Ces deux derniers jours, la cour d’appel a prolongé ses audiences bien au-delà des horaires habituels, siégeant jusqu’à 23 heures mercredi et jeudi pour entendre les trois principaux mis en cause. Selon Midi Olympique, la séance, débutée à 9 heures, s’est donc étirée tard dans la nuit.
Au cœur des débats, l’audition émouvante de Loick Jammes, ancien talonneur, qui a duré près de quatre heures. Il a exprimé ses regrets tout en soulignant une consommation excessive d’alcool lors des faits. Si la réalité des rapports sexuels n’est pas contestée, un point clé divise encore les parties : l’usage présumé d’un objet métallique, une béquille.
### La bataille scientifique autour de l’ADN
La défense, menée par Me Denis Dreyfus, remet en cause la fiabilité des preuves matérielles, notamment grâce à une contre-expertise. « L’analyse ADN qui semblait démontrer l’utilisation de la béquille ne serait pas fiable », estime-t-elle en citant le professeur Christian Doutremepuich, dans l’espoir de semer le doute sur l’emploi de cet objet appartenant à Chris Farrell, condamné en première instance pour non-empêchement de crime.
À l’inverse, les avocats de la partie civile maintiennent une version ferme. Ils affirment que la plaignante n’était absolument pas consentante et que l’usage de la béquille ainsi que d’autres objets repose sur une mémoire corporelle précise.

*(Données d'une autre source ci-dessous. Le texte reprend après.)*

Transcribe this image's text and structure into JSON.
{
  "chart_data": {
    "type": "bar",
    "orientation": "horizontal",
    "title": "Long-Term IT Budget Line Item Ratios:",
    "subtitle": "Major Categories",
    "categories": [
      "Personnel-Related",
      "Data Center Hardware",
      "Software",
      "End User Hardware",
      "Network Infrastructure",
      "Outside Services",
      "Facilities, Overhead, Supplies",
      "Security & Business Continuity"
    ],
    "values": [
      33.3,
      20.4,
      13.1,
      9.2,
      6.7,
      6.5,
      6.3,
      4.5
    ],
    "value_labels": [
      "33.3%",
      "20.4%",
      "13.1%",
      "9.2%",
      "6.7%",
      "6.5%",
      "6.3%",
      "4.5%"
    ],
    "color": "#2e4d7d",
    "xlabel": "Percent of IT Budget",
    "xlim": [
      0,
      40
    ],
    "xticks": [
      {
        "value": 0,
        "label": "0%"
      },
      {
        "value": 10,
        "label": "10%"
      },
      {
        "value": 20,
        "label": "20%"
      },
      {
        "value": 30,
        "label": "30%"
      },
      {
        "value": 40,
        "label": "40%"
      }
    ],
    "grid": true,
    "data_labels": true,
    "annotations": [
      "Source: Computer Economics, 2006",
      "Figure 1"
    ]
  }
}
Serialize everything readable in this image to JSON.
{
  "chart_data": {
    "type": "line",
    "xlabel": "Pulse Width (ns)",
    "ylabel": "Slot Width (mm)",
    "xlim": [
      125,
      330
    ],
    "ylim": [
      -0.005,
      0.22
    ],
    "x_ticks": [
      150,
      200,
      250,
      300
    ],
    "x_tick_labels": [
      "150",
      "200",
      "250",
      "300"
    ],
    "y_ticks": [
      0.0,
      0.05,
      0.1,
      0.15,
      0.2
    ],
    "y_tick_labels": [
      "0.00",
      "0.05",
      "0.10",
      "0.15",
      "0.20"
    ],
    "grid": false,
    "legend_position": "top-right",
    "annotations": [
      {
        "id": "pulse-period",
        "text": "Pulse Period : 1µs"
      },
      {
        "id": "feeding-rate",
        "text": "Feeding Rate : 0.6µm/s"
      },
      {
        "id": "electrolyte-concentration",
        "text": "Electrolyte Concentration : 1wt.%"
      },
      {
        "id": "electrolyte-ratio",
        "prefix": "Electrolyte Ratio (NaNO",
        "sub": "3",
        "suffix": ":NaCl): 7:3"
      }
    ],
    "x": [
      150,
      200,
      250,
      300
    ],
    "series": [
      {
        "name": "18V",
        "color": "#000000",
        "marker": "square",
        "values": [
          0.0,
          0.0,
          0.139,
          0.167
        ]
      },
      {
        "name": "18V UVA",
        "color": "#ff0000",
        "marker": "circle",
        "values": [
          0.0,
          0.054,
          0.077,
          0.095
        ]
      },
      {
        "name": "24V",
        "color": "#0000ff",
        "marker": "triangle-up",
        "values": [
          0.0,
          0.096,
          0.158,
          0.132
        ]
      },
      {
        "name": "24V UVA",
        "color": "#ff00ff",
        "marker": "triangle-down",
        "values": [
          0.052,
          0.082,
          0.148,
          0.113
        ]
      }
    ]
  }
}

Me Anne Cadiot-Feidt, avocate de la partie civile, a livré un témoignage poignant lors de l’audience :
« Ma cliente n’a pas été bousculée par la défense, il faut le dire. Elle a raconté la nuit de violence épouvantable qu’elle a vécue (le 12 mars 2017, dans un hôtel de Mérignac, quelques heures après la défaite des joueurs de Grenoble face à l’UBB en Top 14). Elle a rappelé l’amnésie dont elle est encore atteinte aujourd’hui, entre la boîte de nuit et cette sortie de l’inconscience sous l’effet d’un objet introduit dans son vagin (une béquille) ayant produit une douleur intense.
Elle a raconté qu’elle n’était pas la fêtarde ou la poule des stades qui guette les gladiateurs à la sortie du vestiaire. Elle a raconté cette sensation de souillure, son suivi thérapeutique. Elle maintient sa thèse. Cette femme et ces garçons sont liés à vie par une histoire commune faite de douleurs. Il leur faudra apprendre à vivre avec. »
### Verdict attendu dans la nuit de vendredi
Le procès entre désormais dans sa phase finale avec la présentation des réquisitions de l’avocat général ce vendredi matin, suivies des dernières plaidoiries.
Le verdict, lui, ne sera rendu que tard dans la soirée.
Trois accusés font front commun en maintenant leur défense : ils affirment avoir cru au consentement de la victime. La cour devra trancher entre la confirmation des lourdes peines prononcées en première instance ou un éventuel acquittement si un doute subsiste sur l’intention criminelle.